Eagle-eyed 10th grader Bryant Smith wants to someday work in the computer industry.

In Detwiler’s class is Bryant Smith, an energetic 15-year-old 10th grader who was diagnosed on the autism spectrum and attention deficit hyperactivity disorder (ADHD). He previously attended a neighborhood school in Cape Coral, but has been at De LaSalle for three years.

“I like the smaller classes here,” Bryant says. “There are only about 11 students in each class and you can go outside and be with your friends.”

More importantly, Bryant says, the teachers and students at De LaSalle “know that I have all this energy and they understand it.”

“At my old school, they didn’t understand,” he says.

Bryant says he wants to someday work with computers, as he is good with his hands and technology. As he speaks, his peripheral vision catches a strange movement.

“Snake!” he says, his eyebrows raised and his left hand pointing down the sidewalk.

Sure enough, a non-venomous black racer has slithered out of some bushes and is relaxing on the warm concrete.

As Bryant tells his classmates about the black racer, students in Jessica Madera’s nearby science class are learning about bacteria cells.

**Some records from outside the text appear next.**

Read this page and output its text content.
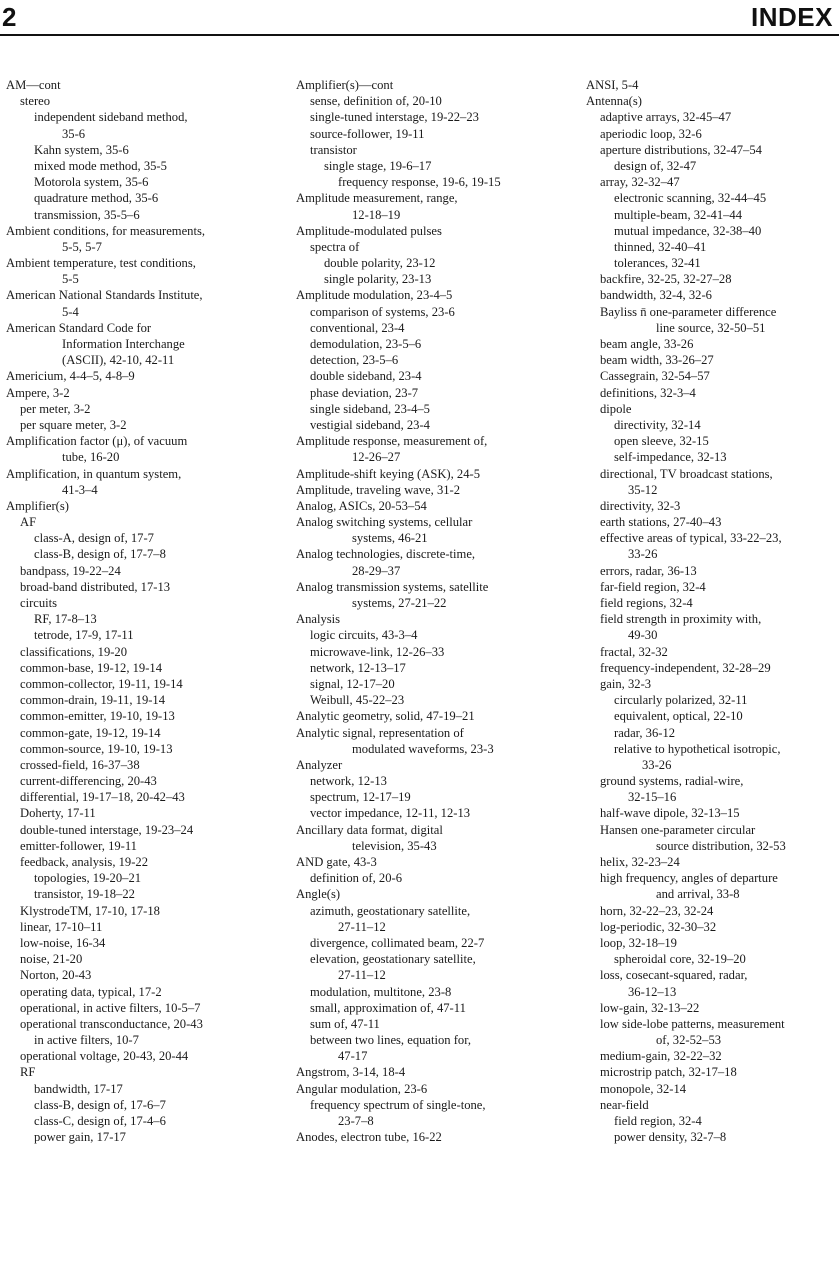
2	INDEX
AM—cont
stereo
independent sideband method,
35-6
Kahn system, 35-6
mixed mode method, 35-5
Motorola system, 35-6
quadrature method, 35-6
transmission, 35-5–6
Ambient conditions, for measurements,
5-5, 5-7
Ambient temperature, test conditions,
5-5
American National Standards Institute,
5-4
American Standard Code for
Information Interchange
(ASCII), 42-10, 42-11
Americium, 4-4–5, 4-8–9
Ampere, 3-2
per meter, 3-2
per square meter, 3-2
Amplification factor (μ), of vacuum
tube, 16-20
Amplification, in quantum system,
41-3–4
Amplifier(s)
AF
class-A, design of, 17-7
class-B, design of, 17-7–8
bandpass, 19-22–24
broad-band distributed, 17-13
circuits
RF, 17-8–13
tetrode, 17-9, 17-11
classifications, 19-20
common-base, 19-12, 19-14
common-collector, 19-11, 19-14
common-drain, 19-11, 19-14
common-emitter, 19-10, 19-13
common-gate, 19-12, 19-14
common-source, 19-10, 19-13
crossed-field, 16-37–38
current-differencing, 20-43
differential, 19-17–18, 20-42–43
Doherty, 17-11
double-tuned interstage, 19-23–24
emitter-follower, 19-11
feedback, analysis, 19-22
topologies, 19-20–21
transistor, 19-18–22
KlystrodeTM, 17-10, 17-18
linear, 17-10–11
low-noise, 16-34
noise, 21-20
Norton, 20-43
operating data, typical, 17-2
operational, in active filters, 10-5–7
operational transconductance, 20-43
in active filters, 10-7
operational voltage, 20-43, 20-44
RF
bandwidth, 17-17
class-B, design of, 17-6–7
class-C, design of, 17-4–6
power gain, 17-17
Amplifier(s)—cont
sense, definition of, 20-10
single-tuned interstage, 19-22–23
source-follower, 19-11
transistor
single stage, 19-6–17
frequency response, 19-6, 19-15
Amplitude measurement, range,
12-18–19
Amplitude-modulated pulses
spectra of
double polarity, 23-12
single polarity, 23-13
Amplitude modulation, 23-4–5
comparison of systems, 23-6
conventional, 23-4
demodulation, 23-5–6
detection, 23-5–6
double sideband, 23-4
phase deviation, 23-7
single sideband, 23-4–5
vestigial sideband, 23-4
Amplitude response, measurement of,
12-26–27
Amplitude-shift keying (ASK), 24-5
Amplitude, traveling wave, 31-2
Analog, ASICs, 20-53–54
Analog switching systems, cellular
systems, 46-21
Analog technologies, discrete-time,
28-29–37
Analog transmission systems, satellite
systems, 27-21–22
Analysis
logic circuits, 43-3–4
microwave-link, 12-26–33
network, 12-13–17
signal, 12-17–20
Weibull, 45-22–23
Analytic geometry, solid, 47-19–21
Analytic signal, representation of
modulated waveforms, 23-3
Analyzer
network, 12-13
spectrum, 12-17–19
vector impedance, 12-11, 12-13
Ancillary data format, digital
television, 35-43
AND gate, 43-3
definition of, 20-6
Angle(s)
azimuth, geostationary satellite,
27-11–12
divergence, collimated beam, 22-7
elevation, geostationary satellite,
27-11–12
modulation, multitone, 23-8
small, approximation of, 47-11
sum of, 47-11
between two lines, equation for,
47-17
Angstrom, 3-14, 18-4
Angular modulation, 23-6
frequency spectrum of single-tone,
23-7–8
Anodes, electron tube, 16-22
ANSI, 5-4
Antenna(s)
adaptive arrays, 32-45–47
aperiodic loop, 32-6
aperture distributions, 32-47–54
design of, 32-47
array, 32-32–47
electronic scanning, 32-44–45
multiple-beam, 32-41–44
mutual impedance, 32-38–40
thinned, 32-40–41
tolerances, 32-41
backfire, 32-25, 32-27–28
bandwidth, 32-4, 32-6
Bayliss n̄ one-parameter difference
line source, 32-50–51
beam angle, 33-26
beam width, 33-26–27
Cassegrain, 32-54–57
definitions, 32-3–4
dipole
directivity, 32-14
open sleeve, 32-15
self-impedance, 32-13
directional, TV broadcast stations,
35-12
directivity, 32-3
earth stations, 27-40–43
effective areas of typical, 33-22–23,
33-26
errors, radar, 36-13
far-field region, 32-4
field regions, 32-4
field strength in proximity with,
49-30
fractal, 32-32
frequency-independent, 32-28–29
gain, 32-3
circularly polarized, 32-11
equivalent, optical, 22-10
radar, 36-12
relative to hypothetical isotropic,
33-26
ground systems, radial-wire,
32-15–16
half-wave dipole, 32-13–15
Hansen one-parameter circular
source distribution, 32-53
helix, 32-23–24
high frequency, angles of departure
and arrival, 33-8
horn, 32-22–23, 32-24
log-periodic, 32-30–32
loop, 32-18–19
spheroidal core, 32-19–20
loss, cosecant-squared, radar,
36-12–13
low-gain, 32-13–22
low side-lobe patterns, measurement
of, 32-52–53
medium-gain, 32-22–32
microstrip patch, 32-17–18
monopole, 32-14
near-field
field region, 32-4
power density, 32-7–8
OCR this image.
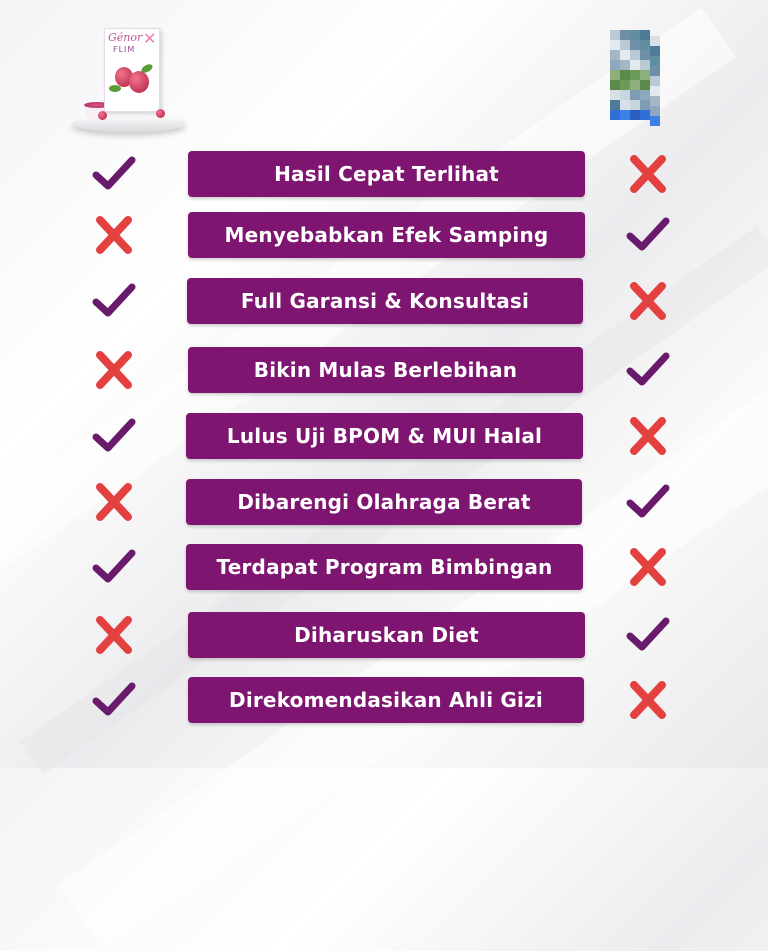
Génor ✕
FLIM
Hasil Cepat Terlihat
Menyebabkan Efek Samping
Full Garansi & Konsultasi
Bikin Mulas Berlebihan
Lulus Uji BPOM & MUI Halal
Dibarengi Olahraga Berat
Terdapat Program Bimbingan
Diharuskan Diet
Direkomendasikan Ahli Gizi
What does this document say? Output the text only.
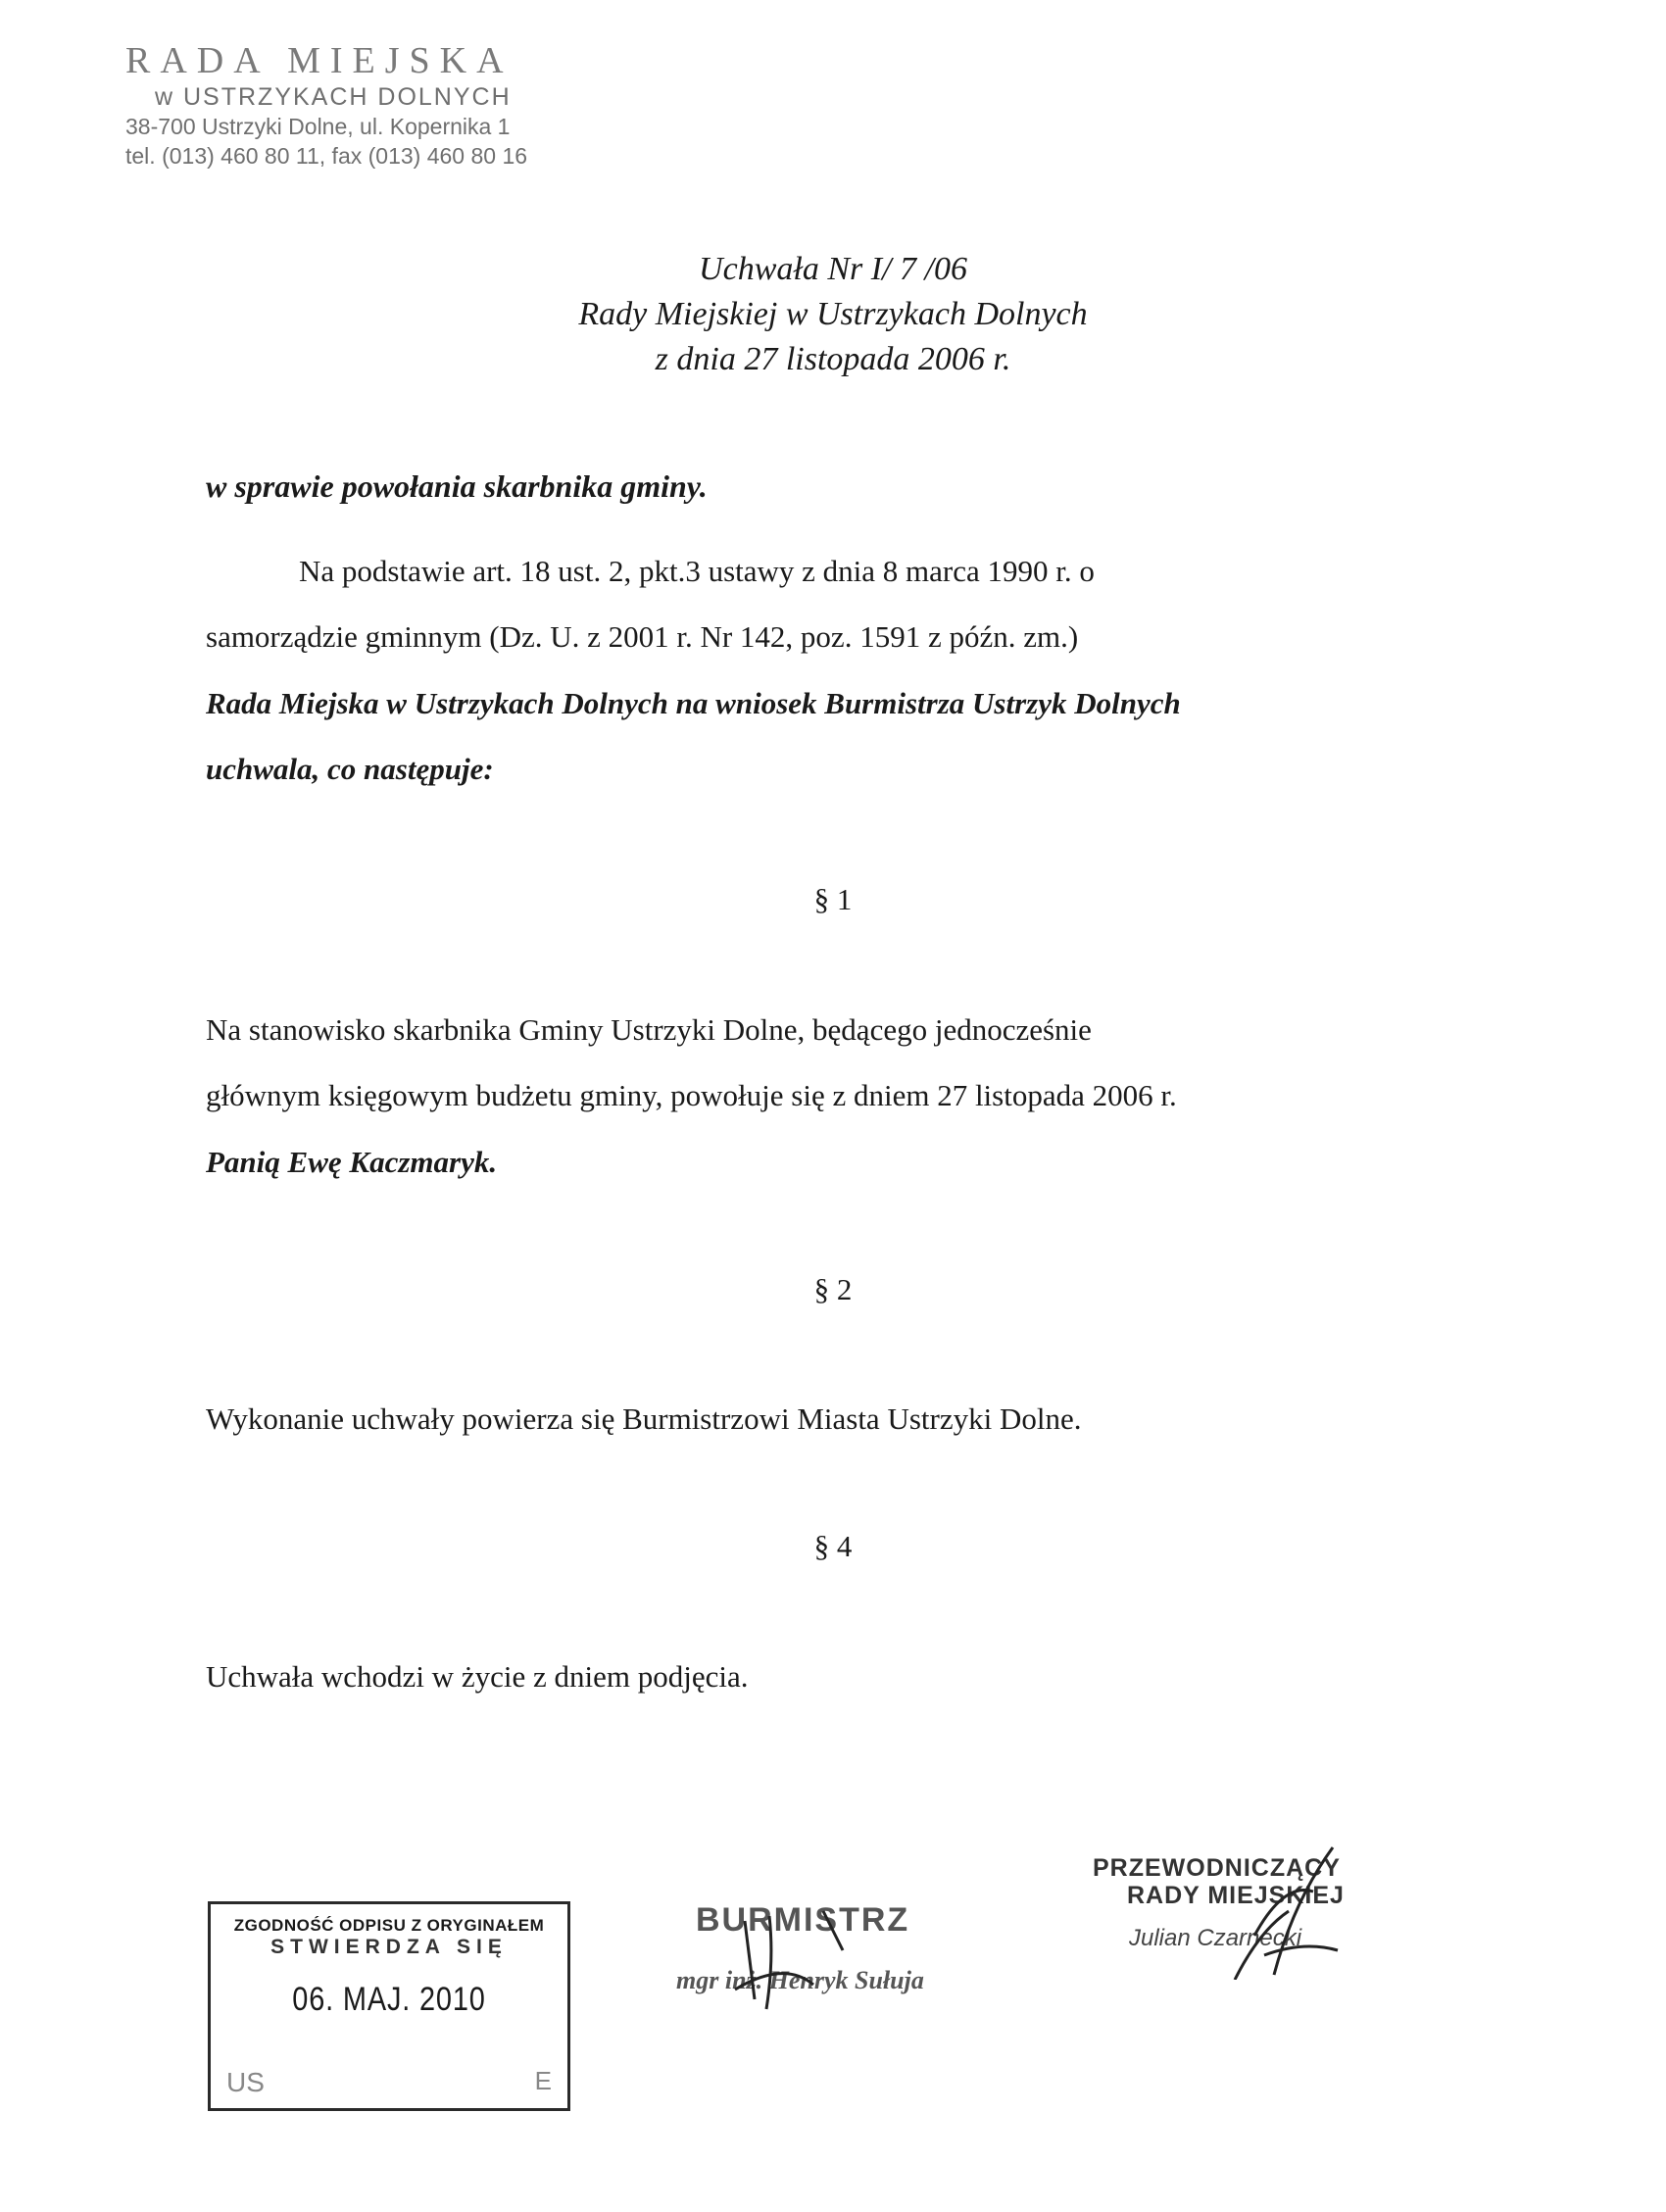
RADA MIEJSKA
w USTRZYKACH DOLNYCH
38-700 Ustrzyki Dolne, ul. Kopernika 1
tel. (013) 460 80 11, fax (013) 460 80 16
Uchwała Nr I/ 7 /06
Rady Miejskiej w Ustrzykach Dolnych
z dnia 27 listopada 2006 r.
w sprawie powołania skarbnika gminy.
Na podstawie art. 18 ust. 2, pkt.3 ustawy z dnia 8 marca 1990 r. o
samorządzie gminnym (Dz. U. z 2001 r. Nr 142, poz. 1591 z późn. zm.)
Rada Miejska w Ustrzykach Dolnych na wniosek Burmistrza Ustrzyk Dolnych
uchwala, co następuje:
§ 1
Na stanowisko skarbnika Gminy Ustrzyki Dolne, będącego jednocześnie
głównym księgowym budżetu gminy, powołuje się z dniem 27 listopada 2006 r.
Panią Ewę Kaczmaryk.
§ 2
Wykonanie uchwały powierza się Burmistrzowi Miasta Ustrzyki Dolne.
§ 4
Uchwała wchodzi w życie z dniem podjęcia.
ZGODNOŚĆ ODPISU Z ORYGINAŁEM
STWIERDZA SIĘ
06. MAJ. 2010
US	E
BURMISTRZ
mgr inż. Henryk Sułuja
PRZEWODNICZĄCY
RADY MIEJSKIEJ
Julian Czarnecki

On a wall in Madera’s classroom is a quote: “If we did all the things we were capable of doing we would literally astonish ourselves.”

A self-described ‘dog person,’ Alliya Dermer hopes to be an actress – or a veterinarian.

One of Madera’s students is Alliya Dermer, a junior, who has attended De LaSalle since her freshman year. She previously attended a local high school, where she said she struggled academically and socially.

All of that changed at De LaSalle.

“I made a lot of friends here,” she says. “The girls here are like my sisters.”

One of the most enjoyable experiences she had at the school was last year when the Drama Club performed “Treasure Island.” Alliya, 17, played Billy Bones, a rum-swilling bully known to spontaneously burst into song.

A self-described “dog person,” she smiles at the memory.

“There are too many things I want to do,” she says. “I want to go to college and I love New York. I want to be an actress, but I also want to be a veterinarian.”